A cross between a defined benefit plan and a money purchase plan. Similar to a defined benefit plan, the annual contribution is determined by calculating an amount to accumulate a fund sufficient to pay a targeted retirement benefit to each participant on reaching retirement. Similar to a money purchase plan, though, contributions are allocated to separate accounts maintained for each participant and are subject to limitations specific to defined contribution plans. The account balance depends on contributions made and earnings credited through the years. Actual retirement benefits will differ from the “target” and are based on the amount in the participant’s individual account balance at retirement.

Cross-Test & Age-Weight Plans

These plans generally have complex formulas for allocating contributions under a profit sharing arrangement. Depending on the actual plan’s formula, the allocation may be based on age, compensation, employee classification, service, or a combination of these factors. The account balance depends on contributions made and earnings credited through the years.

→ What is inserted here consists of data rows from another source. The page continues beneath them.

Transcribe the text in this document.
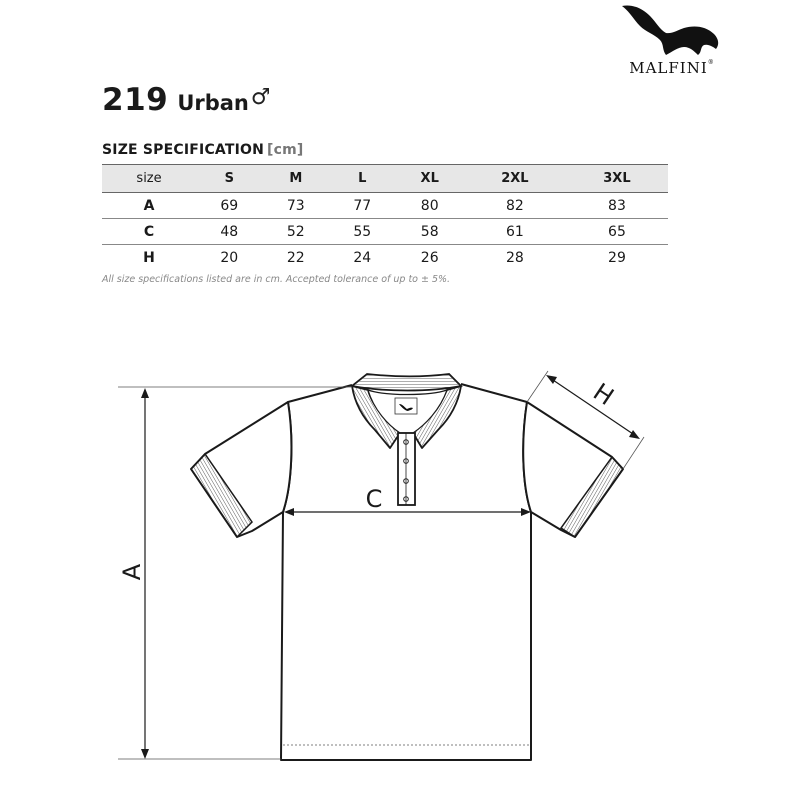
MALFINI®
219 Urban♂
SIZE SPECIFICATION [cm]
size	S	M	L	XL	2XL	3XL
A	69	73	77	80	82	83
C	48	52	55	58	61	65
H	20	22	24	26	28	29
All size specifications listed are in cm. Accepted tolerance of up to ± 5%.
A
C
H
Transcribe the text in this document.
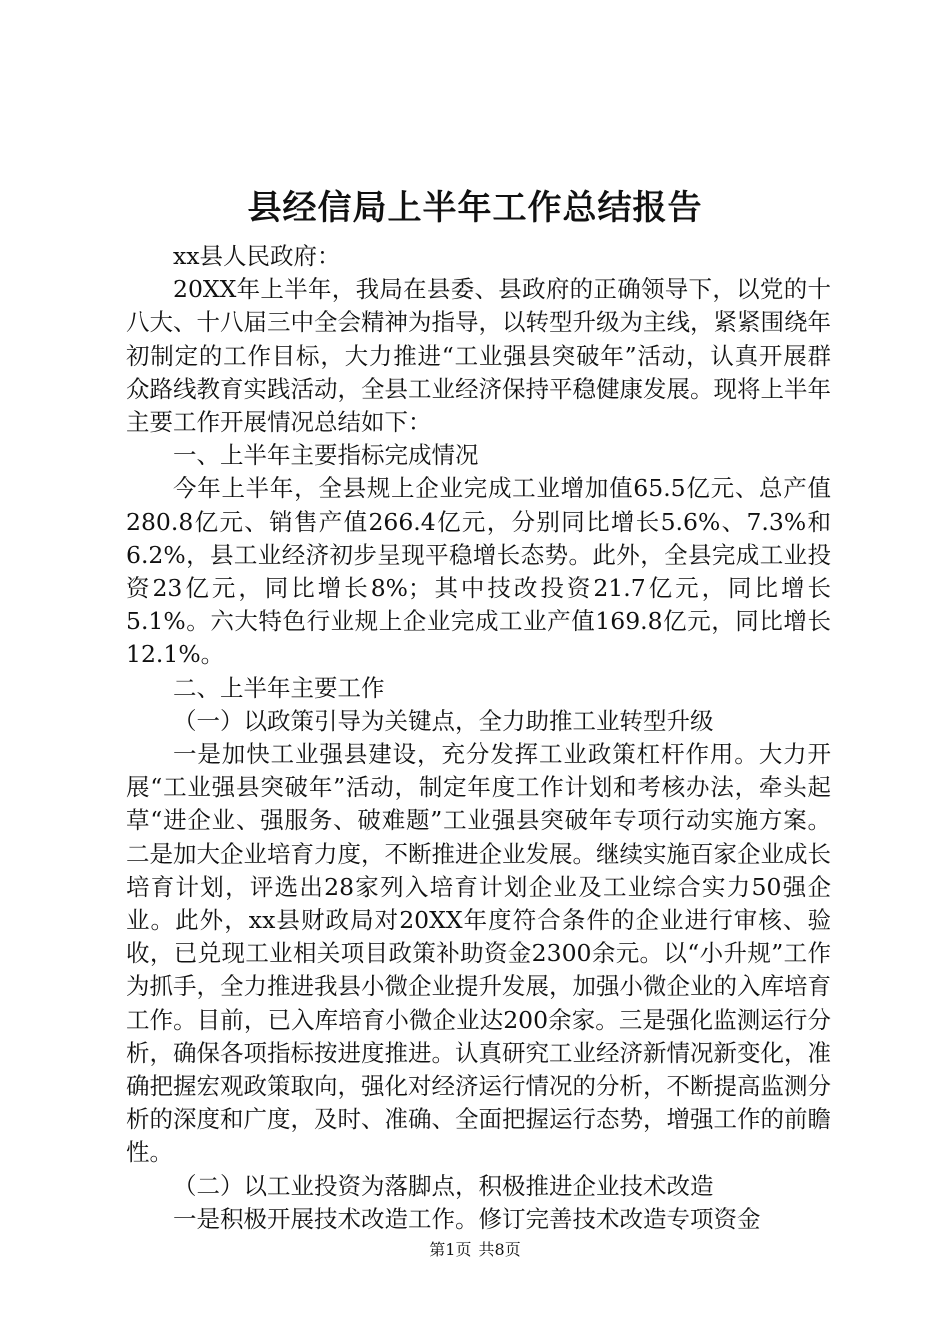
县经信局上半年工作总结报告

xx县人民政府：

20XX年上半年，我局在县委、县政府的正确领导下，以党的十八大、十八届三中全会精神为指导，以转型升级为主线，紧紧围绕年初制定的工作目标，大力推进“工业强县突破年”活动，认真开展群众路线教育实践活动，全县工业经济保持平稳健康发展。现将上半年主要工作开展情况总结如下：

一、上半年主要指标完成情况

今年上半年，全县规上企业完成工业增加值65.5亿元、总产值280.8亿元、销售产值266.4亿元，分别同比增长5.6%、7.3%和6.2%，县工业经济初步呈现平稳增长态势。此外，全县完成工业投资23亿元，同比增长8%；其中技改投资21.7亿元，同比增长5.1%。六大特色行业规上企业完成工业产值169.8亿元，同比增长12.1%。

二、上半年主要工作

（一）以政策引导为关键点，全力助推工业转型升级

一是加快工业强县建设，充分发挥工业政策杠杆作用。大力开展“工业强县突破年”活动，制定年度工作计划和考核办法，牵头起草“进企业、强服务、破难题”工业强县突破年专项行动实施方案。二是加大企业培育力度，不断推进企业发展。继续实施百家企业成长培育计划，评选出28家列入培育计划企业及工业综合实力50强企业。此外，xx县财政局对20XX年度符合条件的企业进行审核、验收，已兑现工业相关项目政策补助资金2300余元。以“小升规”工作为抓手，全力推进我县小微企业提升发展，加强小微企业的入库培育工作。目前，已入库培育小微企业达200余家。三是强化监测运行分析，确保各项指标按进度推进。认真研究工业经济新情况新变化，准确把握宏观政策取向，强化对经济运行情况的分析，不断提高监测分析的深度和广度，及时、准确、全面把握运行态势，增强工作的前瞻性。

（二）以工业投资为落脚点，积极推进企业技术改造

一是积极开展技术改造工作。修订完善技术改造专项资金

第1页 共8页
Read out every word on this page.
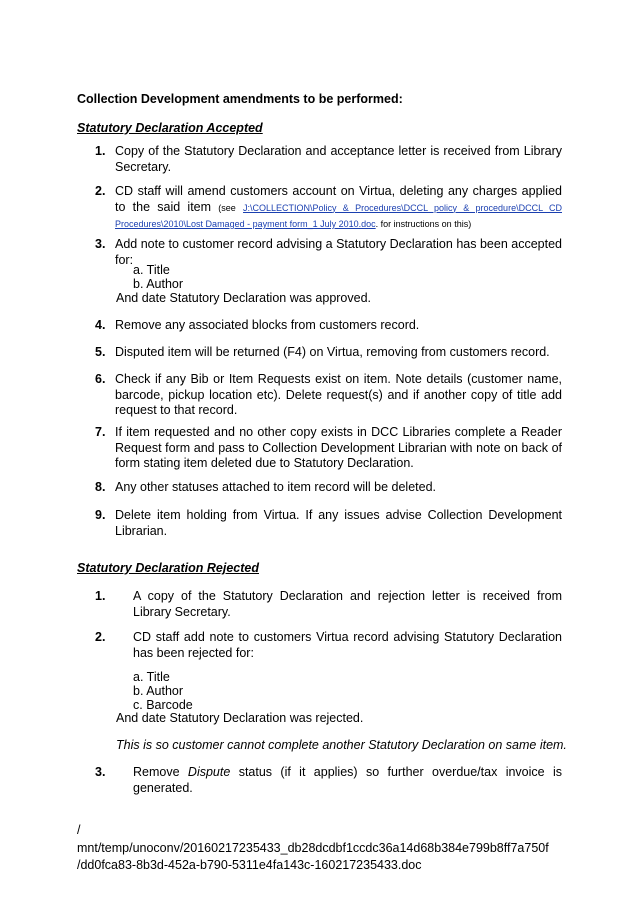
Collection Development amendments to be performed:
Statutory Declaration Accepted
1. Copy of the Statutory Declaration and acceptance letter is received from Library Secretary.
2. CD staff will amend customers account on Virtua, deleting any charges applied to the said item (see J:\COLLECTION\Policy & Procedures\DCCL policy & procedure\DCCL CD Procedures\2010\Lost Damaged - payment form_1 July 2010.doc. for instructions on this)
3. Add note to customer record advising a Statutory Declaration has been accepted for:
a. Title
b. Author
And date Statutory Declaration was approved.
4. Remove any associated blocks from customers record.
5. Disputed item will be returned (F4) on Virtua, removing from customers record.
6. Check if any Bib or Item Requests exist on item. Note details (customer name, barcode, pickup location etc). Delete request(s) and if another copy of title add request to that record.
7. If item requested and no other copy exists in DCC Libraries complete a Reader Request form and pass to Collection Development Librarian with note on back of form stating item deleted due to Statutory Declaration.
8. Any other statuses attached to item record will be deleted.
9. Delete item holding from Virtua. If any issues advise Collection Development Librarian.
Statutory Declaration Rejected
1. A copy of the Statutory Declaration and rejection letter is received from Library Secretary.
2. CD staff add note to customers Virtua record advising Statutory Declaration has been rejected for:
a. Title
b. Author
c. Barcode
And date Statutory Declaration was rejected.
This is so customer cannot complete another Statutory Declaration on same item.
3. Remove Dispute status (if it applies) so further overdue/tax invoice is generated.
/
mnt/temp/unoconv/20160217235433_db28dcdbf1ccdc36a14d68b384e799b8ff7a750f
/dd0fca83-8b3d-452a-b790-5311e4fa143c-160217235433.doc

Cash or Deferred Section 401(k) Plans

An arrangement (defined by Internal Revenue Code Section 401(k)) under which a covered employee can elect to defer income by making pre-tax contributions to a profit sharing or stock bonus plan. A 401(k) plan may also provide for matching contributions and/or profit sharing contributions.

Safe harbor 401(k) plans

A safe harbor 401(k) plan is similar to a traditional 401(k) plan, but, among other things, it must provide for employer contributions that are fully vested when made. These contributions may be employer matching contributions, limited to employees who defer, or employer contributions made on behalf of all eligible employees, regardless of whether they make elective deferrals.